Dhewadi Hadjab en effet s’intéresse beaucoup à la danse, au travail des danseurs en répétition, à la douleur de leur corps ; les spectacles de Pina Bausch expriment pour le peintre les recherches abouties sur la danse, considérée comme une forme en elle-même.
Le peintre est dans une logique proche, mais l’expression de ses corps renvoie ici à des références religieuses : une descente du Christ en croix, mais sans sa mère et ses disciples ; ou des saints dans une situation d’abandon après l’extrême tension physique ou mystique ; ou encore du martyr. Ici tout est solitude et expression de l’âme par la torsion des membres, puisque le visage se dérobe à notre regard, ce qui est une différence sensible avec les maîtres antérieurs.
Pour obtenir cet effet savant, l’artiste a travaillé dans l’église, comme dans un atelier photo, avec les procédés attenants. Le modèle choisi a dû tenir des pauses difficiles, qui étaient de réelles performances techniques ; l’artiste a alors pris de multiples photos, puis les a mixées, pour composer un personnage à peindre. « Toutes les toiles de l’artiste commencent par des photographies de modèles.[…] C’est ensuite dans l’exécution minutieuse de l’œuvre peinte, qu’il va accentuer les moindres détails qui font de la peinture non plus la copie d’un moment, mais un univers en soi. » (Gaël Charbau, commissaire de l’exposition). Mais ces tableaux sont traversés aussi du souffle de la sculpture, puisque les sculpteurs utilisent le matériau terre en rassemblant des morceaux de glaise, en les mixant ; on se souvient aussi que Rodin utilisait déjà la photo. C’est pour cela que la frontière entre peinture et sculpture représentée semble si mince.

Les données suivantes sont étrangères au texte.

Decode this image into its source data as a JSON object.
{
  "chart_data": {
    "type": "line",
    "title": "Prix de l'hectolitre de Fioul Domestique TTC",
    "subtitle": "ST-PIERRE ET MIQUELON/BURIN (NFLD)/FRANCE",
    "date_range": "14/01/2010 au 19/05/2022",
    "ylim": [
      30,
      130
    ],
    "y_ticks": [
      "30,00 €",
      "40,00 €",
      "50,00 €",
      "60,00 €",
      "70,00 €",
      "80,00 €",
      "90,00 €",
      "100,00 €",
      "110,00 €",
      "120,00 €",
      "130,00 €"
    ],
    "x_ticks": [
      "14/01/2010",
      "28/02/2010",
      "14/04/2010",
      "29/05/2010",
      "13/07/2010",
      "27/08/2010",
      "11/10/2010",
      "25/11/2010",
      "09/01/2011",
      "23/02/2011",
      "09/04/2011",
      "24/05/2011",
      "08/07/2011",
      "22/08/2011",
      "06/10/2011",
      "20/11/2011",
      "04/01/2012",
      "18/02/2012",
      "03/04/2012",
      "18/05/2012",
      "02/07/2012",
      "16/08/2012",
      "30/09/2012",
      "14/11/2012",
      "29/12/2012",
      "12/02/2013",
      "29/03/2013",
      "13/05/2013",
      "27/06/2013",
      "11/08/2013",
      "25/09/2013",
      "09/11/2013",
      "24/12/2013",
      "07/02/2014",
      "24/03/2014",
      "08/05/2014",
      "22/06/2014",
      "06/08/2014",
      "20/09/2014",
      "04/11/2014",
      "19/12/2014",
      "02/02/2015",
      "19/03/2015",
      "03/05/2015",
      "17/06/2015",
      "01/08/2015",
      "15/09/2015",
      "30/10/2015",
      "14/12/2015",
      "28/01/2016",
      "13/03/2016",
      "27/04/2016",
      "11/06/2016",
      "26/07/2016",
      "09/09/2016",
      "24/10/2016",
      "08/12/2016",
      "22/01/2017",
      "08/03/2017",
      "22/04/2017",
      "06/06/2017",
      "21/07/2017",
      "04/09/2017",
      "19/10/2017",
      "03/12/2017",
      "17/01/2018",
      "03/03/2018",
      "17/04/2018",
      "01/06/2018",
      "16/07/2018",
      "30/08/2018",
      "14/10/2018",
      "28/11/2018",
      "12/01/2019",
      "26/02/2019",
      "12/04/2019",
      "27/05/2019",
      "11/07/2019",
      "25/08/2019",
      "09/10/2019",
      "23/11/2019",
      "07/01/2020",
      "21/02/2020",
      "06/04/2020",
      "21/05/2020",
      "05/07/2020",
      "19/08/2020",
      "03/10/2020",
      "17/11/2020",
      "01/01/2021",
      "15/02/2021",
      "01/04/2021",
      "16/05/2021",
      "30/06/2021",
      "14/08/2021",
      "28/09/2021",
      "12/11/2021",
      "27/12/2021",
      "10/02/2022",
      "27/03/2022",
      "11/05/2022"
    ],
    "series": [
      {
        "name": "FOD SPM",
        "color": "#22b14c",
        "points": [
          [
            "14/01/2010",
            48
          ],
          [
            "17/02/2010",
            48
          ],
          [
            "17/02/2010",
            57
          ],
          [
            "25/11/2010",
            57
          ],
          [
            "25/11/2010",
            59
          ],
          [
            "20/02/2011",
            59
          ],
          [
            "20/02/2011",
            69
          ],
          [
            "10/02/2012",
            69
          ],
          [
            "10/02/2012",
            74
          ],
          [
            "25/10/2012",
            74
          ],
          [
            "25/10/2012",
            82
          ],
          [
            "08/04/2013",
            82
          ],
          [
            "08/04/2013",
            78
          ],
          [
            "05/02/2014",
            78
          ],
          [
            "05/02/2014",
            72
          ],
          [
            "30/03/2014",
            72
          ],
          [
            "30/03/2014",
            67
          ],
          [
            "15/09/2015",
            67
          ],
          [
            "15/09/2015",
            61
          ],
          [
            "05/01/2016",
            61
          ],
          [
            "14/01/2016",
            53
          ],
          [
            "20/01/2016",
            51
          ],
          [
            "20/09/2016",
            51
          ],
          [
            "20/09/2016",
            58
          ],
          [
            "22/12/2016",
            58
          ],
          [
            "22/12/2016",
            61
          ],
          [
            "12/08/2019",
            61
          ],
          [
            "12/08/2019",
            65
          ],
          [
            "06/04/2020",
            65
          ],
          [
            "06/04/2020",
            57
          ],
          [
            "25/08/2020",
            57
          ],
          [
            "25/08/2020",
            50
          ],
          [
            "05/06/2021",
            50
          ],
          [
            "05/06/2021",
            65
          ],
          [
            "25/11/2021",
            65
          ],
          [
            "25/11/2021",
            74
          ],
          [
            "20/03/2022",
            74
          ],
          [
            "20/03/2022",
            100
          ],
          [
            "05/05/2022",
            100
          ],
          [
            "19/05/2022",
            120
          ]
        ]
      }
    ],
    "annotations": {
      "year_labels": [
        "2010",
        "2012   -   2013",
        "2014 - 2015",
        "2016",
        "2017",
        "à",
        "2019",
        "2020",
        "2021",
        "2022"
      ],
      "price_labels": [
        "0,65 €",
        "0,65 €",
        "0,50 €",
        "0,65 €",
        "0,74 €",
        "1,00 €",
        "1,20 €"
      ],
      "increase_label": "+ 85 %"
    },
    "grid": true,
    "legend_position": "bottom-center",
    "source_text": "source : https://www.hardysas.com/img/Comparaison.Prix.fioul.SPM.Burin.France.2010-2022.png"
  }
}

Ici, Saint-Eustache impose son atmosphère de recueillement avec son vide, son prie-Dieu, ses dalles et ses ombres. L’expression donnée aux sujets par Dhewadi Hadjab fait écho aux grandes figures que l’on voit dans les nombreuses chapelles.
Une nouvelle conjoncture artistique ? Le lien entre danse contemporaine et espace religieux prend de l’importance dans les églises ouvertes à l’art de notre temps. Il est ici traité sur le mode de la peinture. Dans la cathédrale de Vienne, lors de la Pentecôte 2021, il fut traité sur le mode de la vidéo.Lire article.
En offrant un espace de résonnance dans le champ religieux pour des œuvres aussi fortes, Saint-Eustache continue à renouveler le dialogue avec la culture dans le centre de Paris.